Closed JacobValdemar closed 7 months ago
Thanks for your wish to contribute !
id | manufacturer | CASE.case_type | year | vcpu | platforme_vcpu | CPU.units | CPU.core_units | CPU.name | CPU.manufacturer | CPU.model_range | CPU.family | CPU.tdp | CPU.manufacture_date | instance.ram_capacity | RAM.capacity | RAM.units | SSD.units | SSD.capacity | HDD.units | GPU.name | GPU.units | GPU.TDP | GPU.memory_capacity | POWER_SUPPLY.units | POWER_SUPPLY.unit_weight | USAGE.instance_per_server | USAGE.time_workload | USAGE.use_time_ratio | USAGE.hours_life_time | USAGE.other_consumption_ratio | USAGE.overcommited | Warnings | configuration.disk.units | configuration.disk.type | configuration.disk.capacity |
---|---|---|---|---|---|---|---|---|---|---|---|---|---|---|---|---|---|---|---|---|---|---|---|---|---|---|---|---|---|---|---|---|---|---|---|
a1.2xlarge | AWS | rack | 2018 | 8 | 16 | 1 | 16 | Graviton | Annapurna Labs | Graviton | Graviton | 40 | 2018 | 16 | 16 | 2 | 0 | 0 | 0 | 2;2;2 | 2.99;1;5 | 2 | 50;0;100 | 1 | 35040 | 0.33;0.2;0.6 | 0 | 0 |
If the CPU of the instance is not listed in https://github.com/Boavizta/boaviztapi/blob/dev/boaviztapi/data/crowdsourcing/cpu_specs.csv it is recommended to add it if you have some information on the CPU. If not, the completion process will be used each time the instance is requested.
When an information is not known, leave it empty, the API will complete it.
Most configuration information should be reported in AWS documentation or third party services. See for c5.12xlarge :
We don't have an automatic process to fulfill our database, if you wish to do it automatically, feel free to provider a Jupyter notebook.
Hops it answers all your questions. Feel free to ask others.
@da-ekchajzer thanks for the description! So basically I should just leave empty if I can't find the data?

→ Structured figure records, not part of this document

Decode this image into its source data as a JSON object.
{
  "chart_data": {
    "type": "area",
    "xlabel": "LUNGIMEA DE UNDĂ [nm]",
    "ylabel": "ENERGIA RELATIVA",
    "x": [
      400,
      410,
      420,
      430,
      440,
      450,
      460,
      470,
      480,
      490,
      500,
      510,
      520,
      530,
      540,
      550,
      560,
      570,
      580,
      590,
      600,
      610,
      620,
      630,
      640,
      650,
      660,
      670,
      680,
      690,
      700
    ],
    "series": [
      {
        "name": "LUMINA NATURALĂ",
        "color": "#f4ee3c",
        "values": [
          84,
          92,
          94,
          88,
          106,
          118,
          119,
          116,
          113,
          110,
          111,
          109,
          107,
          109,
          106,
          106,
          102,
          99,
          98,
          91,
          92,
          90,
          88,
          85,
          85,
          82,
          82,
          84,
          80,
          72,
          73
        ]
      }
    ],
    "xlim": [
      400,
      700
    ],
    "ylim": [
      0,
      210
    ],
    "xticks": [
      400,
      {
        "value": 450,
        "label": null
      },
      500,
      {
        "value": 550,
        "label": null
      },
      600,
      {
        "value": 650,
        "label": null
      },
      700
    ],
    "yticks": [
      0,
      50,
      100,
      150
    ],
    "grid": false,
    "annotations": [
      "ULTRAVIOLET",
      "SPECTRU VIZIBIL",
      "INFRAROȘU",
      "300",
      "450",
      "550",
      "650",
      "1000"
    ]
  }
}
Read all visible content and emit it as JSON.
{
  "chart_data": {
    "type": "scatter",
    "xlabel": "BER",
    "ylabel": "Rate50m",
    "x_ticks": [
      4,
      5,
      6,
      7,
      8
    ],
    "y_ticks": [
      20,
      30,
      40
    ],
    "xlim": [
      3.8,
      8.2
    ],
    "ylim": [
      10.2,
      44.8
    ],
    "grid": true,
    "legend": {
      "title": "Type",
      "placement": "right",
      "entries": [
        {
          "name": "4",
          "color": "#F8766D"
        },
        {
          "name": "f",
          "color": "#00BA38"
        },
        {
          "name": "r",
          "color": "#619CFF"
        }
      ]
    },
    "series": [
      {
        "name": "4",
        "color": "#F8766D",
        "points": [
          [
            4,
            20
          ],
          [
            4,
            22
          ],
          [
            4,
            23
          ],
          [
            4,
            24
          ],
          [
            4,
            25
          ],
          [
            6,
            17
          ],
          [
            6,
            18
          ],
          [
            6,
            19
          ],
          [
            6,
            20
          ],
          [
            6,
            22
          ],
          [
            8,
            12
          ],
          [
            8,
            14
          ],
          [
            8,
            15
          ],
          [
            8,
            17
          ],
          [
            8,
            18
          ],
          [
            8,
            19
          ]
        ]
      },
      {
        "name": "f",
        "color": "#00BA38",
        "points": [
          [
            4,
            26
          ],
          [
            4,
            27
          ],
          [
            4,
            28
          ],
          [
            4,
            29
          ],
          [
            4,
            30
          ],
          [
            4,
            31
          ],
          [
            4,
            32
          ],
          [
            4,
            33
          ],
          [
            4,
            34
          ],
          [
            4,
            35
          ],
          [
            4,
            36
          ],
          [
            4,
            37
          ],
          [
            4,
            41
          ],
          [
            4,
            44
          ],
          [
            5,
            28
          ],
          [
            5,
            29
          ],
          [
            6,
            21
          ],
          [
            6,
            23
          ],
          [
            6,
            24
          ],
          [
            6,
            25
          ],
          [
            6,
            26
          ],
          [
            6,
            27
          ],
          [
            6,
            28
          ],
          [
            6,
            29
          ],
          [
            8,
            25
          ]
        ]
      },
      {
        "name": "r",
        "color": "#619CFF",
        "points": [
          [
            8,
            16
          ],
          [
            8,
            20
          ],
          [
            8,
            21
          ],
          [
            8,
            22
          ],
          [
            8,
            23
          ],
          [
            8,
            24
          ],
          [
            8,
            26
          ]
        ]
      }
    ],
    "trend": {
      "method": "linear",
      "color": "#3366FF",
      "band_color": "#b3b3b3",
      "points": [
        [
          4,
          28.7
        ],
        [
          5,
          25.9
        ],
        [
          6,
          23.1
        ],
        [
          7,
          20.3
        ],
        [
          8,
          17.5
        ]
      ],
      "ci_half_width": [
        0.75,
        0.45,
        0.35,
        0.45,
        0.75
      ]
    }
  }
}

I have looked at the existing data to see if I can understand how existing data is extrapolated from external data sources. However, it seems that there is some errors in existing data. Can that be true? If there are errors in existing data, should I then fix them? Also it seems that for many instances, defaults are hardcoded into the datasheet, shouldn't they be omitted as you said? For example, POWER_SUPPLY.units
is specified as 2;2;2
for all rows.
Also, should Previous Generation Instances be removed? Such as c1.medium and c1.xlarge?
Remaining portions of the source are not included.